In my assesment of QE1 I tried to identify the winners,
banks have benefited. QE served as a bailout by the back door
Islam adds more detail:
“It’s not to say that what the Bank [of England] is doing is useless—it has helped the banks, but it doesn’t inject new money. That is only injected when the money leaves the banking sector and goes into the economy. So far the money has just been passed from central banks to commercial banks,”
Indeed:
Winners from QE include the City trading desks that saw the value of their bond portfolios soar. Other beneficiaries include the sovereign bond dealers who passed bonds from the DMO to the Bank at almost no risk, and the commercial banks who gained a supportive source of free funding.
The losers, on the other hand:
director general of Saga, Ros Altmann, says: “QE is the worst thing that could happen to pensions, it is devaluing and destroying pensioners’ income.”
Islam interviews Alistair Darling for the article, and although you’d have thought Darling might have made this point before authorising £200bn of spending, he says (remarkably candidly):
We need a treasury and Bank of England evaluation as to where it is. Is it in circulation, or sitting in bank vaults?”

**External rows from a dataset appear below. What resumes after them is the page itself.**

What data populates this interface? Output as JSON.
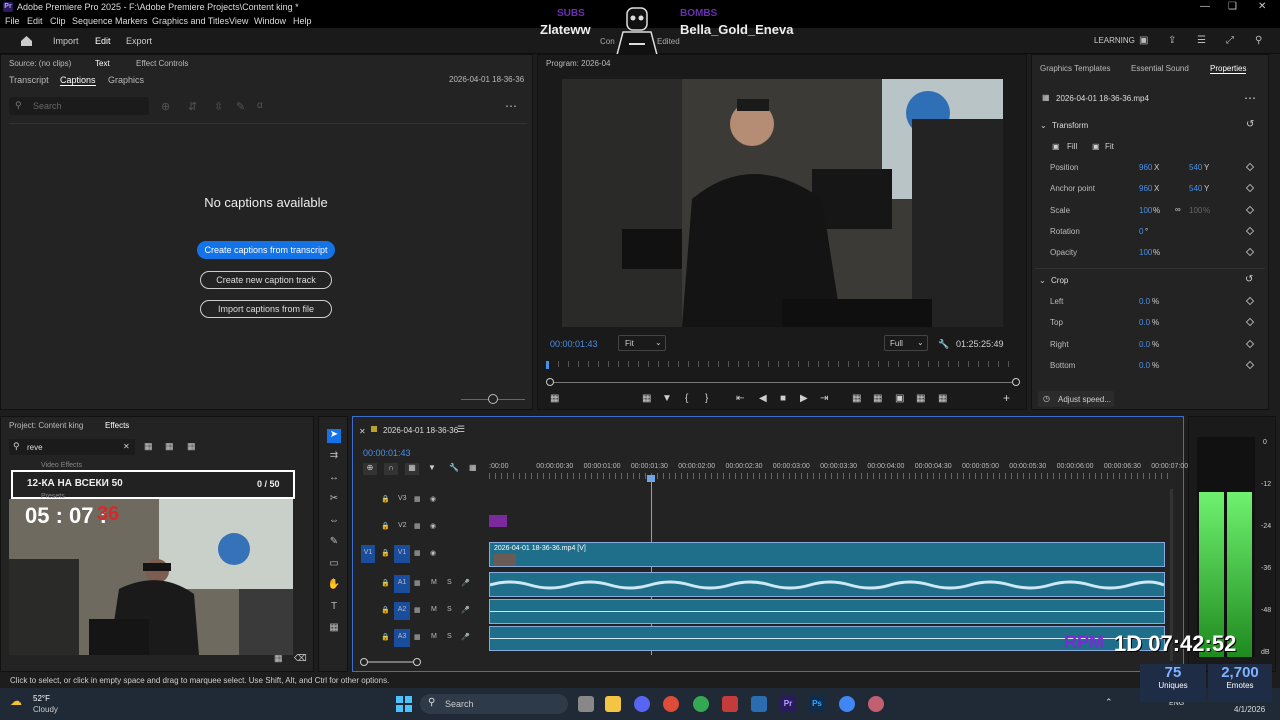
{
  "title_bar": {
    "title": "Adobe Premiere Pro 2025 - F:\\Adobe Premiere Projects\\Content king *",
    "app_icon": "Pr"
  },
  "menu": [
    "File",
    "Edit",
    "Clip",
    "Sequence",
    "Markers",
    "Graphics and Titles",
    "View",
    "Window",
    "Help"
  ],
  "workspace": {
    "tabs": [
      "Import",
      "Edit",
      "Export"
    ],
    "right": "LEARNING"
  },
  "overlay_top": {
    "subs": "SUBS",
    "bombs": "BOMBS",
    "left_name": "Zlateww",
    "right_name": "Bella_Gold_Eneva",
    "edited": "Edited",
    "partial": "Con"
  },
  "source_panel": {
    "source": "Source: (no clips)",
    "text": "Text",
    "effect_controls": "Effect Controls",
    "tabs": [
      "Transcript",
      "Captions",
      "Graphics"
    ],
    "timestamp": "2026-04-01 18-36-36",
    "search_placeholder": "Search",
    "no_captions": "No captions available",
    "btn_create_transcript": "Create captions from transcript",
    "btn_new_track": "Create new caption track",
    "btn_import": "Import captions from file"
  },
  "program": {
    "title": "Program: 2026-04",
    "timecode": "00:00:01:43",
    "fit": "Fit",
    "quality": "Full",
    "duration": "01:25:25:49"
  },
  "properties": {
    "tabs": [
      "Graphics Templates",
      "Essential Sound",
      "Properties"
    ],
    "clip": "2026-04-01 18-36-36.mp4",
    "transform": "Transform",
    "fill": "Fill",
    "fit": "Fit",
    "rows": [
      {
        "label": "Position",
        "v1": "960",
        "u1": "X",
        "v2": "540",
        "u2": "Y"
      },
      {
        "label": "Anchor point",
        "v1": "960",
        "u1": "X",
        "v2": "540",
        "u2": "Y"
      },
      {
        "label": "Scale",
        "v1": "100",
        "u1": "%",
        "v2": "100",
        "u2": "%"
      },
      {
        "label": "Rotation",
        "v1": "0",
        "u1": "°",
        "v2": "",
        "u2": ""
      },
      {
        "label": "Opacity",
        "v1": "100",
        "u1": "%",
        "v2": "",
        "u2": ""
      }
    ],
    "crop": "Crop",
    "crop_rows": [
      {
        "label": "Left",
        "v": "0.0",
        "u": "%"
      },
      {
        "label": "Top",
        "v": "0.0",
        "u": "%"
      },
      {
        "label": "Right",
        "v": "0.0",
        "u": "%"
      },
      {
        "label": "Bottom",
        "v": "0.0",
        "u": "%"
      }
    ],
    "adjust_speed": "Adjust speed..."
  },
  "project": {
    "project_tab": "Project: Content king",
    "effects_tab": "Effects",
    "search_value": "reve",
    "video_effects": "Video Effects",
    "presets": "Presets",
    "overlay_title": "12-КА НА ВСЕКИ 50",
    "overlay_count": "0 / 50",
    "overlay_timer": "05 : 07 :",
    "overlay_timer_red": "36"
  },
  "timeline": {
    "sequence": "2026-04-01 18-36-36",
    "timecode": "00:00:01:43",
    "ruler": [
      ":00:00",
      "00:00:00:30",
      "00:00:01:00",
      "00:00:01:30",
      "00:00:02:00",
      "00:00:02:30",
      "00:00:03:00",
      "00:00:03:30",
      "00:00:04:00",
      "00:00:04:30",
      "00:00:05:00",
      "00:00:05:30",
      "00:00:06:00",
      "00:00:06:30",
      "00:00:07:00"
    ],
    "tracks": [
      {
        "name": "V3",
        "src": ""
      },
      {
        "name": "V2",
        "src": ""
      },
      {
        "name": "V1",
        "src": "V1"
      },
      {
        "name": "A1",
        "src": "A1"
      },
      {
        "name": "A2",
        "src": ""
      },
      {
        "name": "A3",
        "src": ""
      }
    ],
    "clip_label": "2026-04-01 18-36-36.mp4 [V]",
    "meter": [
      "0",
      "-12",
      "-24",
      "-36",
      "-48",
      "dB"
    ]
  },
  "status": "Click to select, or click in empty space and drag to marquee select. Use Shift, Alt, and Ctrl for other options.",
  "stream_overlay": {
    "rpm": "RPM",
    "clock": "1D 07:42:52",
    "uniques_n": "75",
    "uniques": "Uniques",
    "emotes_n": "2,700",
    "emotes": "Emotes"
  },
  "taskbar": {
    "temp": "52°F",
    "weather": "Cloudy",
    "search": "Search",
    "lang": "ENG",
    "date": "4/1/2026"
  }
}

Audit the Bank? Hear hear.
The article also gives a lot of attention to the notion of NGDP targetting
“The Bank needs to set a nominal GDP growth target,” he [Richard Werner] says. A nominal GDP target incorporates a bit of inflation and a bit of growth in one target
Wener is the economist who coined “quantitative easing” to argue that Japanese policy was not radical. A further argument that Austrian’s might be interested in, is the distinction between an expansion in the money supply to offset an increase in the demand for money, and an expansion in the money supply as a means to stimulate aggregage demand. According to Simon Ward:
“QE1 wasn’t inflationary, it was antideflationary, but QE2 would be very dangerous, because there is no shortage of liquidity and the banking system is stronger.”
Finally, as I keep trying to point out we are yet to solve the underlying problems that caused the crisis – and if we learn one lesson from Japan it should be that zombie banks are not conducive to monetary nor fiscal stimuli. Danny Gabay’s thoughts on this are interesting:
He contends the failure to cleanse Japan’s bank balance sheets of zombie property companies (insolvent companies kept afloat by the banks) caused its lost decade. Zombie households with large debts and overvalued property is the British equivalent. QE could be used to buy up houses at a discount, jump-starting a stalled property market.
I’d argue that house prices need to drop, and policy should be directed towards how this might happen without consigning millions to a lifetime of debt, but the bottom line needs to be bank restructuring. I don’t think we can see a recovery until some banks go bankrupt.
I don’t know about the UK, but the “quantitative stealing” in the US is likely done b/c no one wants to lend to the US. So the central/monopoly banks, and their economists and journalists they’ve bought out, make up the case that the new money will somehow help main street. It’s a decoy for a government running a deficit with no one willing to lend. I
Same thing happened to the King of England at the time of the creation of the Bank of England. In a letter to the goldsmiths, the king asked for more time to pay. The goldsmiths promptly stopped lending any more money. So the king created the BoE which would suddenly have money to lend the king. Of course, this new money robbed anyone who was forced to take it. Today, it’s the pensioners, as stated above, who are taking it on the chin.
Further on my point above, the question is not whether quantitative stealing will work. It works by funding the government with value stolen from people holding pounds.